Wie sieht die Strategie in der BEUMER Group aus, um dies umsetzen zu können?
Bodo Schlenker: Wir müssen diesen Veränderungsprozess gestalten. Deshalb haben wir uns schon sehr früh darauf verständigt, gemeinsam mit der Geschäftsführung eine gesamtheitliche Softwarestrategie zu definieren und umzusetzen. Wir haben uns gefragt was grundsätzlich unsere Aufgabe als Software Solutions Organisation bei der BEUMER Group ist? Welche Ziele wollen wir erreichen, wie beschreiben wir unser visionäres Bild und wie kommen wir dahin?
Darüber hinaus haben wir auch unsere strategischen Ziele definiert und natürlich, wie unsere Go-to-Market-Strategie zum Thema Software und IT aussehen soll. Dafür benötigen wir die richtigen Produkte und eine entsprechende Prozessintegration in der Organisation. Entscheidend ist sicher auch das richtige Team. Wir müssen in der Lage sein, Software global zu liefern, zu implementieren und zu entwickeln. Sind wir bei einem Kunden, und dieser sagt zu uns, dass er ein System benötigt, müssen wir seinen Prozess verstehen und die Software liefern können. Wichtig ist natürlich auch, Spezialisten an Bord zu holen. Softwareentwickler werden zurzeit überall gesucht und deshalb ist es für uns essenziell, als attraktiver Arbeitgeber für Technologie und Software beachtet zu werden. Die Leute sollen Lust bekommen, bei der BEUMER Group einzusteigen. Wichtig ist aber auch die Wahrnehmung unserer Lösungen bei den Anwendern. Wir haben den Fokus auf das Touch-and-Feel gelegt, ähnlich wie Apple es zum Beispiel handhabt. Das heißt, der Nutzer gibt uns direkt Feedback wie er unsere Lösungen erfährt, in der Handhabung und in der Anwendung. Das nennt man User Experience. Darüber lernen wir. Dazu müssen wir mit den Kunden eng in Kontakt stehen. Das und vieles andere sind die Felder, aus denen wir einen Strategieplan mit insgesamt 100 Aktivitäten heruntergebrochen haben.
Was macht die BEUMER Group anders als andere Unternehmen?

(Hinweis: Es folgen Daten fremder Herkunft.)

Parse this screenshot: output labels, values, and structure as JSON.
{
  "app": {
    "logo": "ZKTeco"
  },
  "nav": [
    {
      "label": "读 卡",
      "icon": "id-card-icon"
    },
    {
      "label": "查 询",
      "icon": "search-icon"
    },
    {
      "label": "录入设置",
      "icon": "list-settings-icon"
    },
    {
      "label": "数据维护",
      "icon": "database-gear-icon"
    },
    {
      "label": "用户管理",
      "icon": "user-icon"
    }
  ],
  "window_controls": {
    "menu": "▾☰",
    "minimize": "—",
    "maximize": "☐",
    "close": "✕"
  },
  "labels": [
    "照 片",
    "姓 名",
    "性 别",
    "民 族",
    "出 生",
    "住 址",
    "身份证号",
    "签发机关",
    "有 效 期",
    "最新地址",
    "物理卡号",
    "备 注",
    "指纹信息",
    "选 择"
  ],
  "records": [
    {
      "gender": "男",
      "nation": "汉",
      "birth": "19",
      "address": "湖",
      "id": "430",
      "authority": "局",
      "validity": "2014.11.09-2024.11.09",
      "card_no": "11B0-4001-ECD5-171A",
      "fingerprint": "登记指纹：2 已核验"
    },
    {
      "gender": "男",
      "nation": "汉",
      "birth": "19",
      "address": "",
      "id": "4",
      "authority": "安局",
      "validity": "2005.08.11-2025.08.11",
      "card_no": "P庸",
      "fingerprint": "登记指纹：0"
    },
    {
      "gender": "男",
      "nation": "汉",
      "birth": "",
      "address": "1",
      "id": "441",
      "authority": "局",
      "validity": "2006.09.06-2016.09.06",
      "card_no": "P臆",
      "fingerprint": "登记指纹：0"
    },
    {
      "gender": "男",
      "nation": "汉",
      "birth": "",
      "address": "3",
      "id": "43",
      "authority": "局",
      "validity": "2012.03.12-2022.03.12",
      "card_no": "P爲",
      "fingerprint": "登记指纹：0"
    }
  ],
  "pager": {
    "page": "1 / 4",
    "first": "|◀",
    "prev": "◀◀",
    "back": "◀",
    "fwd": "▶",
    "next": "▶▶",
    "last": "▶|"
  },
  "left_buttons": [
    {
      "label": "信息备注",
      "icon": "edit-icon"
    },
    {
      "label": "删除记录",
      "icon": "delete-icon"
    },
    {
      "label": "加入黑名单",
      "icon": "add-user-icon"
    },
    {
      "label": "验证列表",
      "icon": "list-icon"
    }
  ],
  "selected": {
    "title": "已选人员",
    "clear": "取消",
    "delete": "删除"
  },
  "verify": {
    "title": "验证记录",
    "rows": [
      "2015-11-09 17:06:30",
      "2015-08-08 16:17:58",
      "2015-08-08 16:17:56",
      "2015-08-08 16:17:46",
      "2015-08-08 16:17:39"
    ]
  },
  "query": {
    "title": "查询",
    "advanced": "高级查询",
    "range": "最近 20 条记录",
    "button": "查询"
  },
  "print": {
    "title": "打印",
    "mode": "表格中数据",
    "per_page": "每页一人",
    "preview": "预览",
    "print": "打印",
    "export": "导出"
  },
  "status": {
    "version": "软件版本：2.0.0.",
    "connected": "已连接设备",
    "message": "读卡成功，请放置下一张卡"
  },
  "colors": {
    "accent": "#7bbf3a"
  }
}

Bodo Schlenker: An der Digitalisierung kommt heute niemand mehr vorbei. Bei der BEUMER Group hat mich von Anfang an begeistert, dass dieses Thema in der Unternehmensstrategie fest verankert ist. Es gibt hier ein klares Bekenntnis zu Digitalisierung und Software Solutions in der erweiterten Gestaltung. Das ist nicht selbstverständlich in Unternehmen mit Maschinenbau-Historie. Die digitale Transformation wird für die BEUMER Group nicht nur passieren, sondern den Unterschied ausmachen, wie wir künftig unser Business gestalten werden. Diese Weitsichtigkeit ist eine besondere Eigenschaft der BEUMER Group. Unser Motto lautet „Langfristiger Erfolg statt kurzfristigem Gewinn“. Wenn wir als Organisation die nötige Ruhe und Disziplin aufbringen, sind wir in der Lage, in die Zukunft zu investieren. Das ist der Unterschied, der uns auszeichnet.